ADS Securities, Mr Rossiter's employer, is among those recruiting. It has already taken on a number of staff including several from euro-zone nations. It is still looking to fill positions within senior investment banking and foreign exchange trading.
"We are talking to people in tier one banks in Europe, both employed and unemployed, who are considering moving here," says Wallis Barnett, a recruitment manager at ADS Securities.
"The UK has always had a close relationship with the UAE but there's a lot more openness now from the US, despite the tax situation, and interest from people in the euro zone like Greece, Italy and France who would traditionally move to London but are now looking here."
Risk management is one of the areas in which many banks are keen to beef up their manpower.
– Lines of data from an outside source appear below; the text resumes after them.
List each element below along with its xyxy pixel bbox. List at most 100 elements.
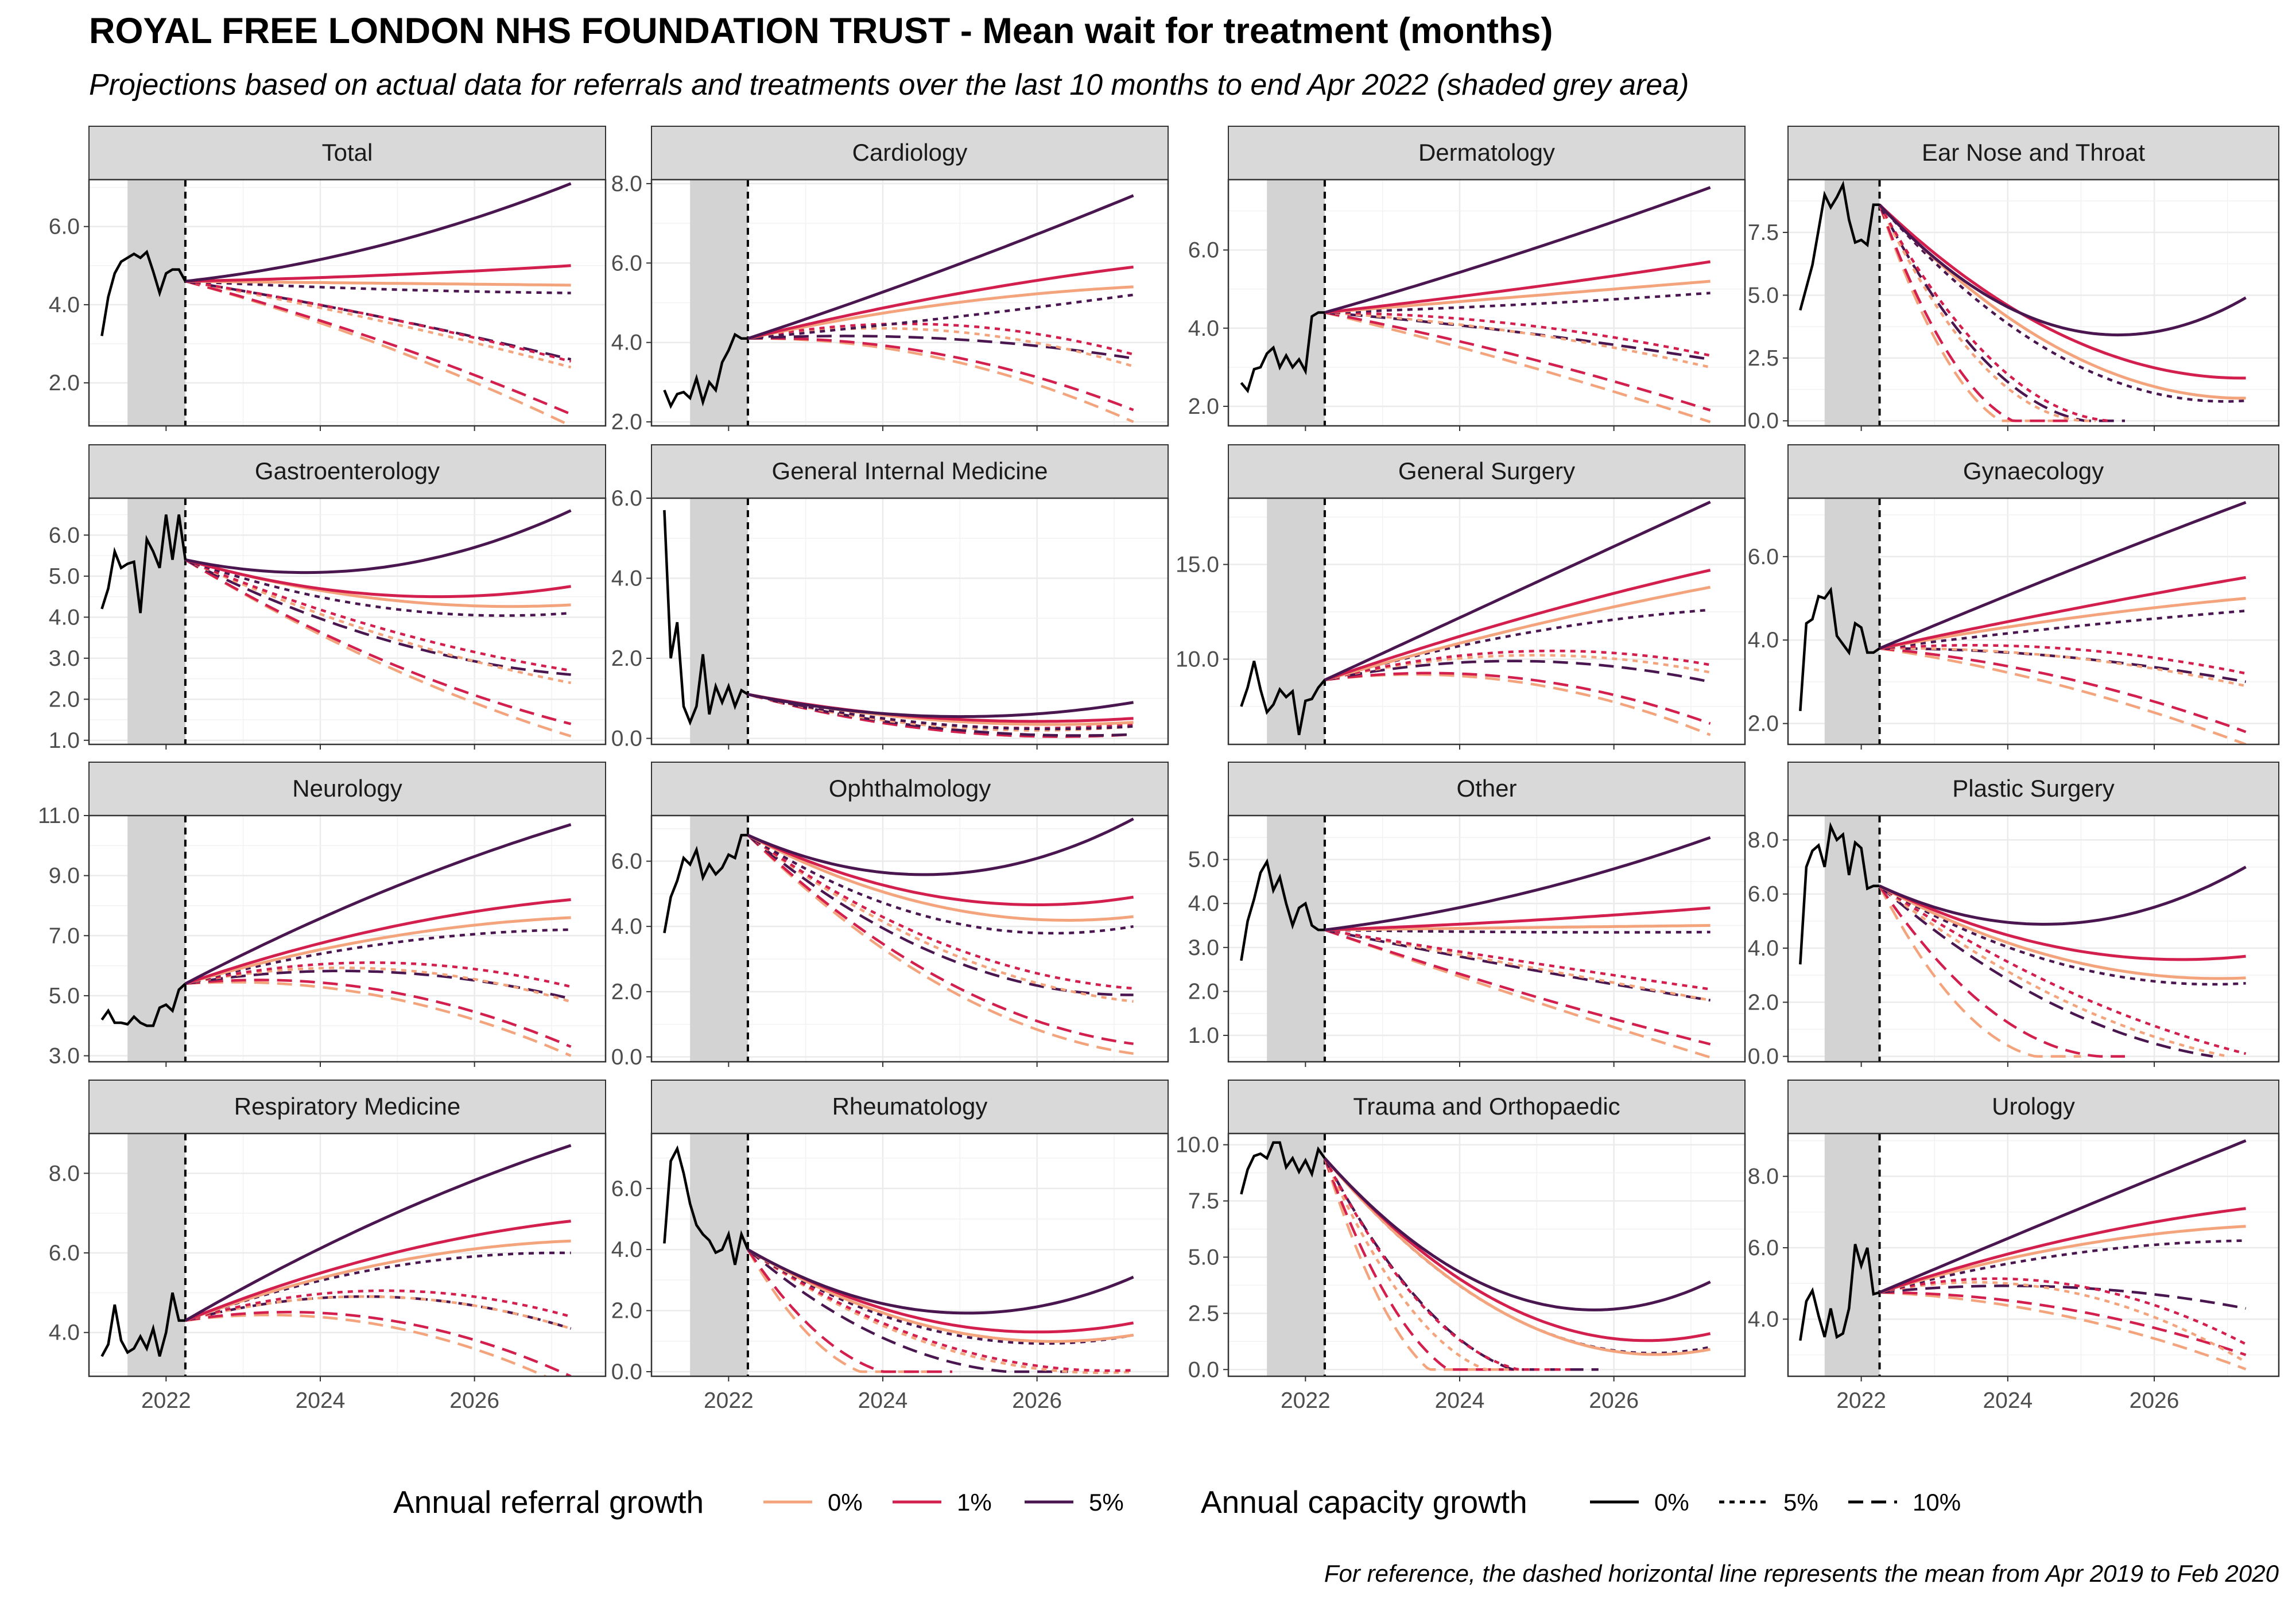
- y-tick-label: 10.0: [1176, 1133, 1219, 1158]
- facet-panel: Dermatology 2.0 4.0 6.0: [1188, 126, 1746, 431]
- projection-line-referral-0-capacity-0: [1324, 280, 1711, 314]
- projection-line-referral-0-capacity-10: [1879, 647, 2247, 744]
- facet-panel: Gastroenterology 1.0 2.0 3.0 4.0 5.0 6.0: [49, 444, 607, 753]
- facet-panel: Urology 2022 2024 2026 4.0 6.0 8.0: [1748, 1080, 2280, 1413]
- panel-border: [88, 497, 607, 746]
- panel-border: [650, 1132, 1169, 1377]
- shaded-period: [690, 816, 748, 1062]
- projection-line-referral-0-capacity-5: [1878, 204, 2096, 422]
- x-tick-label: 2026: [1012, 1388, 1062, 1413]
- facet-panel: Ear Nose and Throat 0.0 2.5 5.0 7.5: [1748, 126, 2280, 433]
- y-tick-label: 2.0: [611, 646, 642, 671]
- facet-strip: [88, 762, 606, 816]
- projection-line-referral-1-capacity-0: [1879, 576, 2247, 650]
- panel-border: [1787, 1132, 2280, 1377]
- series-group: [663, 510, 1134, 738]
- projection-line-referral-0-capacity-0: [1879, 884, 2246, 980]
- shaded-period: [1824, 1134, 1880, 1376]
- facet-panel: Total 2.0 4.0 6.0: [49, 126, 607, 431]
- chart-subtitle: Projections based on actual data for ref…: [89, 68, 1689, 102]
- projection-line-referral-1-capacity-10: [1324, 311, 1711, 412]
- projection-line-referral-0-capacity-10: [1878, 885, 2081, 1058]
- facet-panel: Plastic Surgery 0.0 2.0 4.0 6.0 8.0: [1748, 762, 2280, 1069]
- projection-line-referral-5-capacity-5: [747, 293, 1134, 340]
- shaded-period: [1267, 180, 1325, 426]
- y-tick-label: 4.0: [1748, 1307, 1779, 1332]
- projection-line-referral-0-capacity-5: [747, 1248, 1134, 1375]
- facet-strip: [651, 1080, 1169, 1134]
- projection-line-referral-5-capacity-0: [747, 1248, 1134, 1315]
- y-tick-label: 5.0: [49, 984, 80, 1008]
- projection-line-referral-5-capacity-10: [1324, 311, 1711, 361]
- shaded-period: [127, 816, 185, 1062]
- y-tick-label: 5.0: [1188, 1245, 1219, 1270]
- projection-line-referral-1-capacity-10: [1879, 647, 2247, 733]
- actual-data-line: [1240, 1141, 1326, 1195]
- projection-line-referral-1-capacity-5: [185, 961, 572, 988]
- y-tick-label: 4.0: [49, 605, 80, 630]
- y-tick-label: 11.0: [38, 804, 80, 828]
- projection-line-referral-5-capacity-5: [185, 280, 571, 294]
- y-tick-label: 6.0: [1188, 238, 1219, 263]
- series-group: [1799, 180, 2247, 422]
- y-tick-label: 0.0: [1748, 1045, 1779, 1069]
- x-tick-label: 2026: [1589, 1388, 1639, 1413]
- facet-title: Other: [1456, 775, 1517, 802]
- legend-label-capacity: 5%: [1783, 1489, 1818, 1516]
- y-tick-label: 3.0: [1188, 936, 1219, 960]
- y-tick-label: 2.0: [1188, 979, 1219, 1004]
- y-tick-label: 6.0: [611, 1177, 642, 1201]
- actual-data-line: [100, 1292, 185, 1357]
- projection-line-referral-5-capacity-5: [1879, 884, 2246, 986]
- projection-line-referral-1-capacity-5: [185, 1289, 572, 1322]
- shaded-period: [1267, 1134, 1325, 1376]
- y-tick-label: 6.0: [1748, 545, 1779, 569]
- actual-data-line: [663, 833, 748, 933]
- projection-line-referral-1-capacity-10: [1324, 929, 1711, 1046]
- y-tick-label: 5.0: [1188, 848, 1219, 872]
- y-tick-label: 4.0: [611, 331, 642, 355]
- projection-line-referral-1-capacity-5: [1324, 649, 1711, 681]
- legend-title-capacity: Annual capacity growth: [1201, 1484, 1527, 1520]
- y-tick-label: 15.0: [1176, 553, 1219, 577]
- x-tick-label: 2024: [858, 1388, 908, 1413]
- projection-line-referral-5-capacity-0: [1324, 500, 1711, 682]
- y-tick-label: 10.0: [1176, 647, 1219, 672]
- projection-line-referral-5-capacity-5: [185, 928, 571, 985]
- projection-line-referral-0-capacity-0: [1879, 1225, 2246, 1294]
- x-tick-label: 2022: [1836, 1388, 1886, 1413]
- series-group: [1799, 822, 2247, 1058]
- chart-title: ROYAL FREE LONDON NHS FOUNDATION TRUST -…: [89, 11, 1553, 51]
- facet-title: General Surgery: [1398, 457, 1575, 484]
- y-tick-label: 2.0: [1748, 712, 1779, 736]
- facet-panel: Ophthalmology 0.0 2.0 4.0 6.0: [611, 762, 1169, 1069]
- projection-line-referral-1-capacity-5: [185, 280, 572, 363]
- actual-data-line: [1240, 858, 1325, 961]
- shaded-period: [127, 180, 185, 426]
- y-tick-label: 4.0: [49, 293, 80, 317]
- y-tick-label: 4.0: [49, 1321, 80, 1345]
- projection-line-referral-1-capacity-5: [747, 323, 1134, 356]
- projection-line-referral-1-capacity-10: [1323, 1158, 1529, 1371]
- legend: Annual referral growth 0% 1% 5% Annual capac…: [393, 1484, 1961, 1520]
- y-tick-label: 4.0: [1188, 891, 1219, 916]
- shaded-period: [690, 498, 748, 744]
- y-tick-label: 8.0: [611, 172, 642, 196]
- projection-line-referral-1-capacity-10: [1878, 204, 2074, 422]
- projection-line-referral-0-capacity-5: [1879, 884, 2228, 1058]
- projection-line-referral-0-capacity-5: [185, 1295, 572, 1330]
- panel-border: [1227, 814, 1746, 1063]
- y-tick-label: 2.0: [1188, 394, 1219, 419]
- series-group: [663, 194, 1134, 424]
- facet-strip: [1228, 126, 1746, 180]
- panel-border: [1227, 178, 1746, 427]
- x-tick-label: 2024: [1983, 1388, 2033, 1413]
- actual-data-line: [100, 514, 187, 614]
- projection-line-referral-1-capacity-10: [1324, 671, 1711, 725]
- projection-line-referral-5-capacity-10: [185, 280, 572, 361]
- projection-line-referral-5-capacity-5: [1324, 928, 1711, 934]
- projection-line-referral-5-capacity-5: [1878, 204, 2246, 403]
- legend-label-referral: 5%: [1089, 1489, 1124, 1516]
- facet-strip: [1228, 444, 1746, 499]
- facet-title: Total: [322, 139, 373, 166]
Most are putting in safeguards to avoid a repeat of losses linked to the global financial crisis as well as in response to more stringent Central Bank rules relating to everything from capital adequacy to exposure to government-linked companies.
"Banks are especially keen to ramp up their risk business and those in Europe understand the approach to Basel III," says Mr Mettouri.
In addition to European bankers, more inquiries are also coming in from the US, says Jennifer Campori, the managing director for the Middle East and Europe at the recruitment firm Charterhouse Partnership in Dubai. "Europe is slow and the US is pretty much at a standstill before the elections in November so people are more inclined to come here," she says.
With uncertainties in Europe and the US unlikely to lift in the near future, the banking industry in the Emirates could tempt more expats.
As Mr Rossiter settles into his new life in Abu Dhabi, he is already receiving emails from former colleagues interested in making a similar move.
"Quite a few are making noises about coming here," he says with a smile.
"I don't think they would have contemplated that kind of move a year or two ago."